Dienstag, 26. Januar 2010

Scheiterhaufen Reloaded

Hollywood macht es uns jedes Jahr vor: wenn etwas gut geworden ist und sich ordentlich verkauft, kommt zwangsläufig irgendein findiger Kopf auf die Idee "Das machen wir einfach nochmal". Ein toller Film, ein innovatives Drehbuch? Man sichere sich einfach die Rechte für einige Sequels, Prequels oder Was-auch-immer-für-quels, verpflichte den Star zu soundsovielen Folgeprojekten und werfe die Gelddruckmaschine an... solange, bis sich die Sache endgültig totgelaufen hat und niemand außer den knallharten Fans noch ins Kino geht.

Anscheinend gibt es auch unter Gewalttätern bestimmte Evergreens, die sich einfach nicht totlaufen. Vor anderthalb Jahren schrieb ich hier und hier über einen Vorfall in Bremen, bei dem eine Streifenbesatzung durch einen fingierten Notruf in einen Hinterhalt gelockt wurde, wo sie gemäß des Plans der später festgenommenen Täter mittels eines Molotowcocktails im Streifenwagen ermordet werden sollten. Glücklicherweise scheiterte das Vorhaben am Unvermögen der Täter.

Diese Idee scheint in gewissen Kreisen einen erheblichen Charme auszuüben. Letzte Woche unternahmen drei Täter in Greifswald einen praktisch deckungsgleichen Versuch. Die durch den fingierten Notruf ins Plattenbau-Ghetto gelockte Streife wurde bei Eintreffen sofort mit Molotowcocktails beworfen, die den Streifenwagen glücklicherweise verfehlten. Die Täter konnten wenig später nach umfangreichen Ermittlungen festgenommen werden. Einer von ihnen hat in seiner Vernehmung eine Tötungsabsicht eingeräumt. Er war vor kurzem erst aus der JVA entlassen worden.

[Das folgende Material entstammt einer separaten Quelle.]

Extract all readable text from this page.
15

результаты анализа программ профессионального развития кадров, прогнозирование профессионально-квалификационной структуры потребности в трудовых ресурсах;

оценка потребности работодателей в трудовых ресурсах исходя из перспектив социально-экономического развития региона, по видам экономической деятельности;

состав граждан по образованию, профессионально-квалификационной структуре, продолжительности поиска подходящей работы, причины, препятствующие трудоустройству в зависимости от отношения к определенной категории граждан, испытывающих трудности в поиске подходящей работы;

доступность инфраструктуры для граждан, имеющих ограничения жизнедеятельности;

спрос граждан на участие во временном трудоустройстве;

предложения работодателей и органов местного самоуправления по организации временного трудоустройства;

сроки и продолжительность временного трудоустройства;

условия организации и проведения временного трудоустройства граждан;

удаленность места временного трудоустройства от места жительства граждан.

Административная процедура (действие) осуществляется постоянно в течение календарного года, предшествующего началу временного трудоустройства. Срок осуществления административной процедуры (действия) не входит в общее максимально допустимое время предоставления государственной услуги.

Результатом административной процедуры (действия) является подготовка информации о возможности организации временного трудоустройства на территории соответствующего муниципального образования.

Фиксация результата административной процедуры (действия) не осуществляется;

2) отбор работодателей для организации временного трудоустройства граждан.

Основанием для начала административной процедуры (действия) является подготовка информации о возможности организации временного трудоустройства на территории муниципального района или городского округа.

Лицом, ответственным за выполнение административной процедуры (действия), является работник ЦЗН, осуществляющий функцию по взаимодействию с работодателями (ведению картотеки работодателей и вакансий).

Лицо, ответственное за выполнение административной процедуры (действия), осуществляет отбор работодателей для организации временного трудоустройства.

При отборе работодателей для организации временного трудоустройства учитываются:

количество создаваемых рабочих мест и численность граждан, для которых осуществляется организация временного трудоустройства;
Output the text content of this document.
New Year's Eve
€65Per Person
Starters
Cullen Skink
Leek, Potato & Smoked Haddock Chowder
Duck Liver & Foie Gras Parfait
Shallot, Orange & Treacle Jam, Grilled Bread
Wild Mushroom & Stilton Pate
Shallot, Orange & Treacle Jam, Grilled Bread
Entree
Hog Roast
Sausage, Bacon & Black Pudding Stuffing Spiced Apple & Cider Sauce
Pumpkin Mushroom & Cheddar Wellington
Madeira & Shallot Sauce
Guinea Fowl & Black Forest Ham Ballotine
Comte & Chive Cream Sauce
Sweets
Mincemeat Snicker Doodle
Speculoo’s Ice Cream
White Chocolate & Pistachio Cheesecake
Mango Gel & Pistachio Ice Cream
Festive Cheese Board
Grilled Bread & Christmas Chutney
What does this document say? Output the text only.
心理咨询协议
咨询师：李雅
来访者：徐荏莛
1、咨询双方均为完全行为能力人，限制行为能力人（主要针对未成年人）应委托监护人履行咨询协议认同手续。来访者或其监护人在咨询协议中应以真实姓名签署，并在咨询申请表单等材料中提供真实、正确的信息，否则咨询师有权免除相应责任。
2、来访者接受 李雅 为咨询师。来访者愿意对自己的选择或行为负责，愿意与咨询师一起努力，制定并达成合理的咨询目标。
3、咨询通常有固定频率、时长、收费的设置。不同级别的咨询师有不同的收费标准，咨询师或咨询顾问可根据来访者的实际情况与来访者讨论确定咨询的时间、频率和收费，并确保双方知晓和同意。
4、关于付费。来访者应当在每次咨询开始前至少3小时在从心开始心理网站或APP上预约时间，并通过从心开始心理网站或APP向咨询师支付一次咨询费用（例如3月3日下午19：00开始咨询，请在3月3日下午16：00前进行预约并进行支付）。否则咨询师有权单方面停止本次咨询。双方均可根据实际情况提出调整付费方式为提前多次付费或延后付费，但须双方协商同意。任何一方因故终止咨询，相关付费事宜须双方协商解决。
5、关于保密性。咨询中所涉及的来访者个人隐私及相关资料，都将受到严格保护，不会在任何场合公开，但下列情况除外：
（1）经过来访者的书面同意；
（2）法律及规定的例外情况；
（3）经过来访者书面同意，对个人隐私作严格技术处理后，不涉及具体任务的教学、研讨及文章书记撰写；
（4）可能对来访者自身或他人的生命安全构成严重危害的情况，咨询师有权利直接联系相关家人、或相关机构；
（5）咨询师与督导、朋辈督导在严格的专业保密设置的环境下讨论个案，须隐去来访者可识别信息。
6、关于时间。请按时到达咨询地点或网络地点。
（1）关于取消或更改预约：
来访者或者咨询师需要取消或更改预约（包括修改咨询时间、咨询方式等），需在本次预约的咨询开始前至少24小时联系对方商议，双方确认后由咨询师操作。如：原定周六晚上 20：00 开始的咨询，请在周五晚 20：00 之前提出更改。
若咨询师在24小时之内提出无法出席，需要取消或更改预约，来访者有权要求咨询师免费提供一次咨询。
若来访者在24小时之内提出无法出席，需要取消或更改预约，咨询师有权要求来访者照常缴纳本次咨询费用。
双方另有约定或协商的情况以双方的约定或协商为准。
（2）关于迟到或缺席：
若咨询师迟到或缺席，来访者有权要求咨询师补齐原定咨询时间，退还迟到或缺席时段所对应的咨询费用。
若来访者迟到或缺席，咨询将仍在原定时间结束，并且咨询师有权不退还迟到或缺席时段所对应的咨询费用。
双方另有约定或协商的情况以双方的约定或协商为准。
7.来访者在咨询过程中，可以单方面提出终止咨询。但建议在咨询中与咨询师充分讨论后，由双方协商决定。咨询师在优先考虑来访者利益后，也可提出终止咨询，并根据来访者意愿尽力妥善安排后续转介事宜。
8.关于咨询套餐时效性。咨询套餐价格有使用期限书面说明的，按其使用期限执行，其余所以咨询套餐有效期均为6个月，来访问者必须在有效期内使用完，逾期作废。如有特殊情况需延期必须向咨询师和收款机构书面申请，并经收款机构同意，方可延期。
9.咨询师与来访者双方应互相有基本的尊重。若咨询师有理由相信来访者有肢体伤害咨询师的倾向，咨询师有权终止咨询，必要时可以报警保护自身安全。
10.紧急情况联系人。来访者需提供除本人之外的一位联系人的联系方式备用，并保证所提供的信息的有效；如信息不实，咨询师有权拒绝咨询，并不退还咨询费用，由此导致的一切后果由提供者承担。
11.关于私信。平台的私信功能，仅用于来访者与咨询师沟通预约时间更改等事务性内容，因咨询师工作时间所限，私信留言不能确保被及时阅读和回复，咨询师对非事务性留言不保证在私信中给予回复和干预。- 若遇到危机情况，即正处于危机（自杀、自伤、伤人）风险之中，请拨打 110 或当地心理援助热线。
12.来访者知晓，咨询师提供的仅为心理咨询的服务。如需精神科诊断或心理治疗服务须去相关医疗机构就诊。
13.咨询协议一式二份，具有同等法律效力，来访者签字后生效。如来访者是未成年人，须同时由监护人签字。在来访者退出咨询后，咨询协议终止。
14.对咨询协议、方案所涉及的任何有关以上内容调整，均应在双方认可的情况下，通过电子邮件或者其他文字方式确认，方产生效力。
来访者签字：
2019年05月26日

Es liegt völlig jenseits meines Begriffshorizonts, wie jemand auf eine derartige Idee kommen kann. Andererseits überrascht es mich aber auch nicht wirklich. Unter all den Lektionen, die ich in meiner bisherigen dienstlichen Laufbahn lernen mußte, war die eindringlichste, häufigste und wichtigste Erkenntnis nämlich diejenige, daß polizeiliche Auffälligkeit und irrationales Verhalten regelmäßig korrelieren.

Auf Deutsch gesagt: je öfter jemand mit uns zu tun hat, desto höher ist die Wahrscheinlichkeit, daß er zu irgendeinem Zeitpunkt einen kompletten, aus unserer Perspektive nicht mal ansatzweise nachvollziehbaren Blödsinn bauen wird, dessen Folgen zwischen komisch und tragisch rangieren können.

Insofern möge der mündige Bürger, der einmal in zehn Jahren in eine Polizeikontrolle gerät und sich indigniert über unsere Eigensicherungsmaßnahmen zeigt, sich bitte mal eine Tatsache vor Augen halten: wir haben überwiegend mit einem Klientel zu tun, dessen Denkprozesse, Entscheidungen und Handlungen vielfach nicht mit normalen bürgerlichen Maßstäben gemessen werden können. Lieber Mitbürger, der sich immer berechenbar, friedlich und spielregelgemäß verhält: in unserer Welt, in der Welt der Blaulichtfahrten, der häuslichen Gewalt, der Raubüberfälle, Discoschlägereien und Einbrüche bist du nicht die Regel, sondern die Ausnahme. Und wir können es uns nicht leisten, diese Verteilung außer Acht zu lassen.